As a Single Mother raising my daughter on my own I decided to focus on myself and keep an eye out for someone who had the qualities I wanted in a partner and father.
I met my husband online. In fact I met John in a Facebook group. John did not have a profile picture so I never knew what he looked like. I just loved his personality, the things he said, his intelligence, opinions and views. We became online friends and it wasn’t until my 30th birthday that I met John for the first time in person.
John and I had mutual friends online and we belonged to the same faith. We did have quite a lot in common. It wasn’t like I was meeting a stranger when we met, we knew so much about each other from our conversations.
John and I went bowling for our first date. I have to admit It was a bit random but we had fun. I had to arrange a babysitter for Sylvia but we had a great time together.
Because I fell for my Husband’s personality before I met him, our relationship was based upon friendship and personality not attraction. Obviously we were attracted to one another when we did meet otherwise things would have been pretty awkward but focussing on the personality, communication and personal qualities was what set my husband apart from others.
I have to admit John is the first man to ever treat me with the respect I deserved. It took a lot of getting used to.
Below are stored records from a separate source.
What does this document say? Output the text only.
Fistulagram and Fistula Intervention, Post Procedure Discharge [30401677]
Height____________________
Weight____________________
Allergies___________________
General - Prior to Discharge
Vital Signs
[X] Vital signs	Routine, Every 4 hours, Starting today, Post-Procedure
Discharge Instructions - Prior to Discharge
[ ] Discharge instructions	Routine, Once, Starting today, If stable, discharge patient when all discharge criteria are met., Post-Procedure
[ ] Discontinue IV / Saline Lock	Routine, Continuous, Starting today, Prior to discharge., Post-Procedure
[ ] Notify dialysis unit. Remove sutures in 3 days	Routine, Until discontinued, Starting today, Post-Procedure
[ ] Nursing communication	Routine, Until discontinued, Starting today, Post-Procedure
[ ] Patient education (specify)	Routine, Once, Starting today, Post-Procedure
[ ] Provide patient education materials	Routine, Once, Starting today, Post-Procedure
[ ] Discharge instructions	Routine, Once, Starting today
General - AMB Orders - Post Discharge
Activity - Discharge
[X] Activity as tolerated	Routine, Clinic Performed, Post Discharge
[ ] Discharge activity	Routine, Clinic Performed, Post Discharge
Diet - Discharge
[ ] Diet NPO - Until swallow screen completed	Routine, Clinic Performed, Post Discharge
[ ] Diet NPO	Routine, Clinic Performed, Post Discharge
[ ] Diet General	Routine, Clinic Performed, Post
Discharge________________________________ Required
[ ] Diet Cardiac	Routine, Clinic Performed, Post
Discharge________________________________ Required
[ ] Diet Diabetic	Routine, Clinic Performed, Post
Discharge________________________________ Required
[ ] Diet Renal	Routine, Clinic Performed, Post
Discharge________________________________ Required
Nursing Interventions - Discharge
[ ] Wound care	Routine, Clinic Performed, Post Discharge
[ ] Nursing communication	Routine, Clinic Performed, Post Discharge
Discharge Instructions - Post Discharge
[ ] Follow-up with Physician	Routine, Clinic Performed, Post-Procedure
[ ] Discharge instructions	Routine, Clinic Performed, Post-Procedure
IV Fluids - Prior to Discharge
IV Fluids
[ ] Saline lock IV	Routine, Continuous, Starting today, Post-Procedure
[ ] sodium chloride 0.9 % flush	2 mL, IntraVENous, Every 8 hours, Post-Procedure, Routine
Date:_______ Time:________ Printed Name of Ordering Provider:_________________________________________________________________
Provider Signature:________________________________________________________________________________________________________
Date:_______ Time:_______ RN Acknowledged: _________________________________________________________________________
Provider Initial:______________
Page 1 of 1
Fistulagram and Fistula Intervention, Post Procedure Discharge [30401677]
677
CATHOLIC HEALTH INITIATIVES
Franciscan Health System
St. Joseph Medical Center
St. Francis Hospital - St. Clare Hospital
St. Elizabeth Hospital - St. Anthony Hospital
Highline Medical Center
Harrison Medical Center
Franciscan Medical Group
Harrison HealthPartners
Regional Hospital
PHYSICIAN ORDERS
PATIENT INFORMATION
Some people were pretty concerned, cautious and even worried when we got engaged. I understand the concerns given the failed relationships of my past, however the one thing on lookers don’t realise is that by having a relationship go terribly wrong, you simply know what you want even more and when it arrives you don’t let it pass by.
I never thought I’d meet my husband online. I certainly never thought Facebook would have a role in finding my future partner and now husband but it did and I am really pleased. I’m glad I met John the way I did. We are the perfect couple for one another.
We both have or differences of opinion and our own personal health issues. We both have difficulties from the past which we have had to overcome and we compliment each other really well. Most importantly he is the best dad you could ever wish for your child.
When John proposed to me he also proposed to Sylvia and asked her if he could be her daddy. Sylvia said yes. It’s amazing how over the last 5 years life has progressed. Sylvia and John are inseparable and have the best relationship ever. They love each other beyond measure just as I love my daughter and our family, despite health difficulties is very happy.
I guess the lesson one can take from this is to not judge a book by its cover. Also to think about what is important when looking for a partner.
We all age, we gain weight, get wrinkles and go grey. Our health changes yet our personalities only get stronger and our confidence only shines brighter.